Yesterday I read another Noir, without intending to, and I loved it.  I am definitely developing a taste for non-gruesome Noir.  I should have gotten a clue from the title, Dead Horse, but when I delved in and read the three obituaries that begin the novel, I was enlightened.  Walter Satterthwait takes a real incident from the 1930s, the death by suicide of the beautiful and glamorous Emily Davies Vanderbilt Thayer Whitfield, and weaves a story of love, lust, and betrayal around her marriage to Raoul Whitfield, the famous pulp writer of the time (and creator of The Black Mask), and their friendship with wheeler/dealer/man manipulator Murray Carleton.

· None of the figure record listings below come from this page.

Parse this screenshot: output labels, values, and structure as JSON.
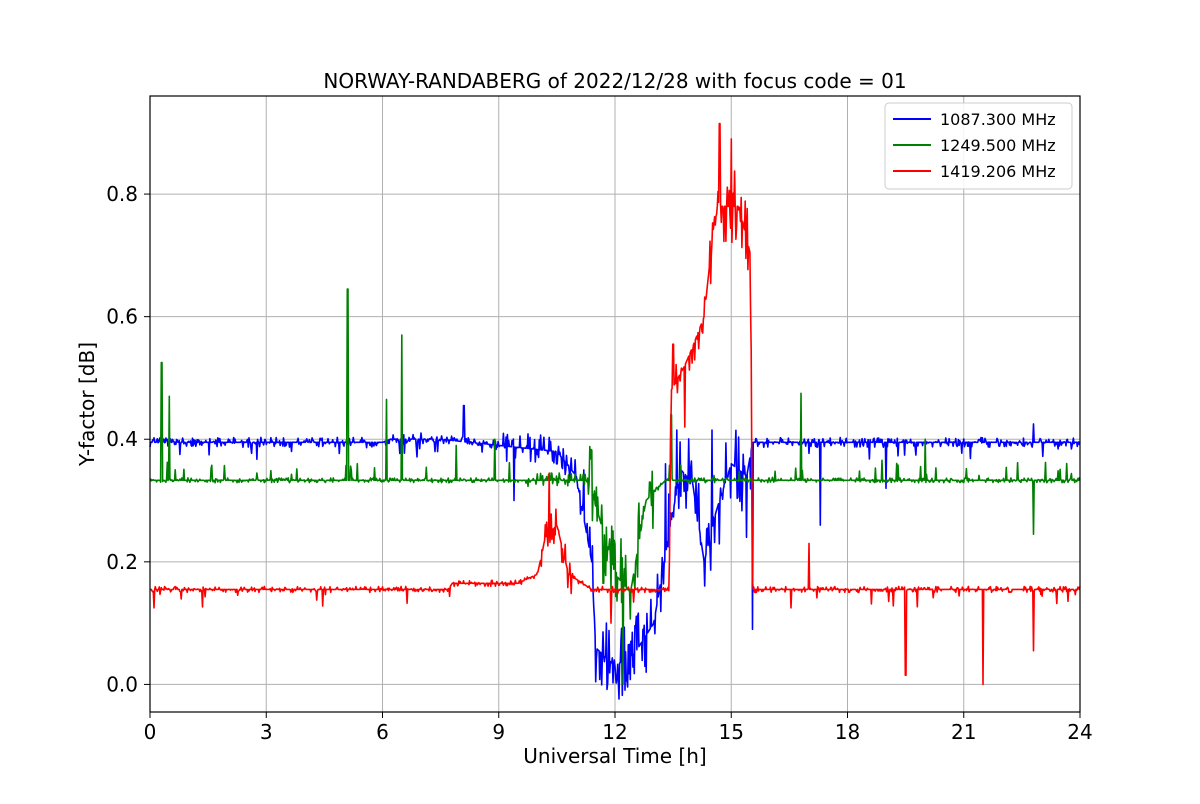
{
  "chart_data": {
    "type": "line",
    "title": "NORWAY-RANDABERG of 2022/12/28 with focus code = 01",
    "xlabel": "Universal Time [h]",
    "ylabel": "Y-factor [dB]",
    "xlim": [
      0,
      24
    ],
    "ylim": [
      -0.045,
      0.96
    ],
    "xticks": [
      0,
      3,
      6,
      9,
      12,
      15,
      18,
      21,
      24
    ],
    "xtick_labels": [
      "0",
      "3",
      "6",
      "9",
      "12",
      "15",
      "18",
      "21",
      "24"
    ],
    "yticks": [
      0.0,
      0.2,
      0.4,
      0.6,
      0.8
    ],
    "ytick_labels": [
      "0.0",
      "0.2",
      "0.4",
      "0.6",
      "0.8"
    ],
    "grid": true,
    "legend_position": "top-right",
    "series": [
      {
        "name": "1087.300 MHz",
        "color": "#0000ff",
        "baseline": [
          [
            0,
            0.395
          ],
          [
            6,
            0.395
          ],
          [
            6.2,
            0.4
          ],
          [
            7.5,
            0.4
          ],
          [
            9,
            0.39
          ],
          [
            10.5,
            0.38
          ],
          [
            11.0,
            0.34
          ],
          [
            11.4,
            0.2
          ],
          [
            11.5,
            0.06
          ],
          [
            12.0,
            0.03
          ],
          [
            12.5,
            0.05
          ],
          [
            13.0,
            0.1
          ],
          [
            13.4,
            0.25
          ],
          [
            13.7,
            0.35
          ],
          [
            14.0,
            0.33
          ],
          [
            14.3,
            0.2
          ],
          [
            14.6,
            0.28
          ],
          [
            15.0,
            0.36
          ],
          [
            15.4,
            0.34
          ],
          [
            15.55,
            0.395
          ],
          [
            24,
            0.395
          ]
        ],
        "peaks": [
          [
            0.35,
            0.4
          ],
          [
            7.0,
            0.41
          ],
          [
            8.1,
            0.455
          ],
          [
            9.4,
            0.3
          ],
          [
            10.5,
            0.36
          ],
          [
            11.2,
            0.35
          ],
          [
            11.6,
            0.008
          ],
          [
            12.3,
            0.006
          ],
          [
            12.8,
            0.02
          ],
          [
            13.3,
            0.36
          ],
          [
            13.6,
            0.415
          ],
          [
            14.5,
            0.415
          ],
          [
            15.4,
            0.24
          ],
          [
            15.55,
            0.09
          ],
          [
            17.3,
            0.26
          ],
          [
            19.0,
            0.32
          ],
          [
            22.8,
            0.425
          ]
        ]
      },
      {
        "name": "1249.500 MHz",
        "color": "#008000",
        "baseline": [
          [
            0,
            0.333
          ],
          [
            9.5,
            0.333
          ],
          [
            11.3,
            0.333
          ],
          [
            11.7,
            0.25
          ],
          [
            12.0,
            0.18
          ],
          [
            12.4,
            0.15
          ],
          [
            12.8,
            0.3
          ],
          [
            13.3,
            0.333
          ],
          [
            24,
            0.333
          ]
        ],
        "peaks": [
          [
            0.3,
            0.525
          ],
          [
            0.5,
            0.47
          ],
          [
            5.1,
            0.645
          ],
          [
            6.1,
            0.465
          ],
          [
            6.5,
            0.57
          ],
          [
            7.9,
            0.39
          ],
          [
            8.9,
            0.4
          ],
          [
            10.2,
            0.335
          ],
          [
            11.7,
            0.165
          ],
          [
            12.2,
            0.0
          ],
          [
            12.9,
            0.33
          ],
          [
            13.45,
            0.44
          ],
          [
            16.8,
            0.475
          ],
          [
            20.0,
            0.4
          ],
          [
            22.8,
            0.245
          ]
        ]
      },
      {
        "name": "1419.206 MHz",
        "color": "#ff0000",
        "baseline": [
          [
            0,
            0.155
          ],
          [
            7.7,
            0.155
          ],
          [
            7.8,
            0.165
          ],
          [
            9.5,
            0.165
          ],
          [
            10.0,
            0.18
          ],
          [
            10.2,
            0.24
          ],
          [
            10.5,
            0.26
          ],
          [
            10.8,
            0.18
          ],
          [
            11.4,
            0.155
          ],
          [
            13.0,
            0.155
          ],
          [
            13.4,
            0.155
          ],
          [
            13.45,
            0.48
          ],
          [
            13.8,
            0.52
          ],
          [
            14.0,
            0.55
          ],
          [
            14.3,
            0.6
          ],
          [
            14.6,
            0.78
          ],
          [
            15.2,
            0.78
          ],
          [
            15.5,
            0.7
          ],
          [
            15.55,
            0.155
          ],
          [
            24,
            0.155
          ]
        ],
        "peaks": [
          [
            0.1,
            0.125
          ],
          [
            10.3,
            0.345
          ],
          [
            11.9,
            0.1
          ],
          [
            13.5,
            0.555
          ],
          [
            13.8,
            0.42
          ],
          [
            14.7,
            0.915
          ],
          [
            15.0,
            0.89
          ],
          [
            15.5,
            0.62
          ],
          [
            17.0,
            0.23
          ],
          [
            19.5,
            0.015
          ],
          [
            21.5,
            0.0
          ],
          [
            22.8,
            0.055
          ]
        ]
      }
    ]
  }
}
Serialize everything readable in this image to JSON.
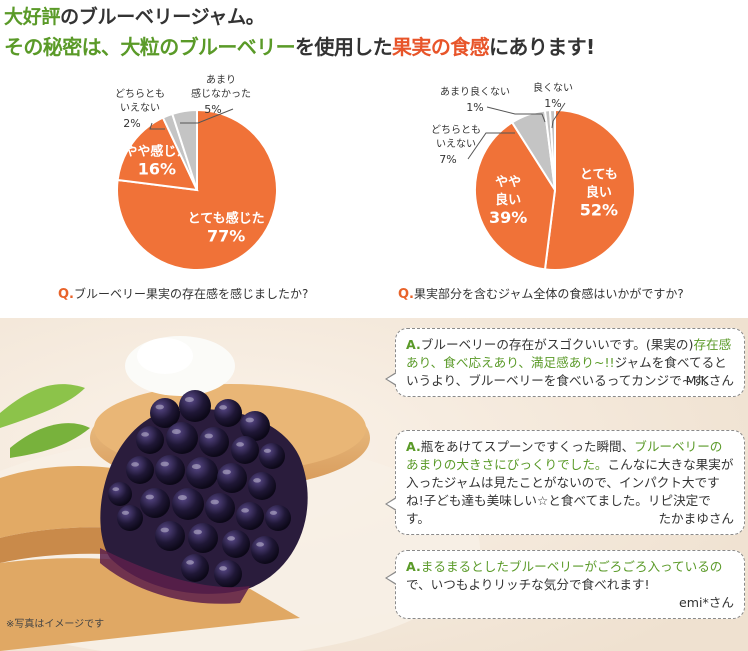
{
  "headline": {
    "line1_prefix": "大好評",
    "line1_rest": "のブルーベリージャム。",
    "line2_a": "その秘密は、",
    "line2_b": "大粒のブルーベリー",
    "line2_c": "を使用した",
    "line2_d": "果実の食感",
    "line2_e": "にあります!"
  },
  "colors": {
    "orange": "#f07238",
    "gray": "#c4c4c4",
    "green": "#5a9a28"
  },
  "chart_data": [
    {
      "type": "pie",
      "question_prefix": "Q.",
      "question": "ブルーベリー果実の存在感を感じましたか?",
      "slices": [
        {
          "label": "とても感じた",
          "value": 77,
          "value_label": "77%",
          "color": "#f07238"
        },
        {
          "label": "やや感じた",
          "value": 16,
          "value_label": "16%",
          "color": "#f07238"
        },
        {
          "label": "どちらとも いえない",
          "value": 2,
          "value_label": "2%",
          "color": "#c4c4c4"
        },
        {
          "label": "あまり 感じなかった",
          "value": 5,
          "value_label": "5%",
          "color": "#c4c4c4"
        }
      ]
    },
    {
      "type": "pie",
      "question_prefix": "Q.",
      "question": "果実部分を含むジャム全体の食感はいかがですか?",
      "slices": [
        {
          "label": "とても 良い",
          "value": 52,
          "value_label": "52%",
          "color": "#f07238"
        },
        {
          "label": "やや 良い",
          "value": 39,
          "value_label": "39%",
          "color": "#f07238"
        },
        {
          "label": "どちらとも いえない",
          "value": 7,
          "value_label": "7%",
          "color": "#c4c4c4"
        },
        {
          "label": "あまり良くない",
          "value": 1,
          "value_label": "1%",
          "color": "#c4c4c4"
        },
        {
          "label": "良くない",
          "value": 1,
          "value_label": "1%",
          "color": "#c4c4c4"
        }
      ]
    }
  ],
  "testimonials": [
    {
      "prefix": "A.",
      "lead": "ブルーベリーの存在がスゴクいいです。(果実の)",
      "green": "存在感あり、食べ応えあり、満足感あり~!!",
      "rest": "ジャムを食べてるというより、ブルーベリーを食べいるってカンジで~す。",
      "name": "M.Kさん"
    },
    {
      "prefix": "A.",
      "lead": "瓶をあけてスプーンですくった瞬間、",
      "green": "ブルーベリーのあまりの大きさにびっくりでした。",
      "rest": "こんなに大きな果実が入ったジャムは見たことがないので、インパクト大ですね!子ども達も美味しい☆と食べてました。リピ決定です。",
      "name": "たかまゆさん"
    },
    {
      "prefix": "A.",
      "lead": "",
      "green": "まるまるとしたブルーベリーがごろごろ入っているの",
      "rest": "で、いつもよりリッチな気分で食べれます!",
      "name": "emi*さん"
    }
  ],
  "photo_note": "※写真はイメージです"
}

The dogged hero of the book, widowed Sheriff Delgado, is nicknamed Inspector Javert by Whitfield when he refuses to accept the ruling of death by suicide.  Over  a period of ten years he pursues the truth, only extracting the details from the death bed of a witness. Or perpetrator? I won’t give the ending away but it wasn’t the ending that stirred, anyway.  It was the atmosphere Satterthwait creates.  He creates the opulence of Paris in the thirties, its beauty (seen from the birds eye view of a borrowed plane) and its decadence, seen from the inside of a bordello turned opium den.  It is the decision taken in that bordello, one that excludes Carleton from what he wants, that sets the course of snaking evil that will destroy the happy, golden couple once they settle down in New Mexico.

Satterthwait again creates atmosphere in New Mexico, both its beauty (“huge pine trees swept down a step incline, down along ridges and knolls and rambling valleys.  At the bottom the trees disappeared and the landscape opened up, spreading out in an enormous fan of yellow and red to the hazy blue mountains at the horizon” ) and its danger (“The old Dodge passed between the gate posts and beneath the bleached white skull bolted to the crossbeam overhead…the shadows of the pinon and juniper trees lay long and black across the road.”).

In New Mexico, Whitfield finds freedom in his wife’s money and adoration, but when he falls prey to her jealousy, the devil finds a way into their marriage. The apple is offered, the bite is taken, and paradise is taken away, bit by bit, with darkness descending and no way out.  Dead horse, dead dreams.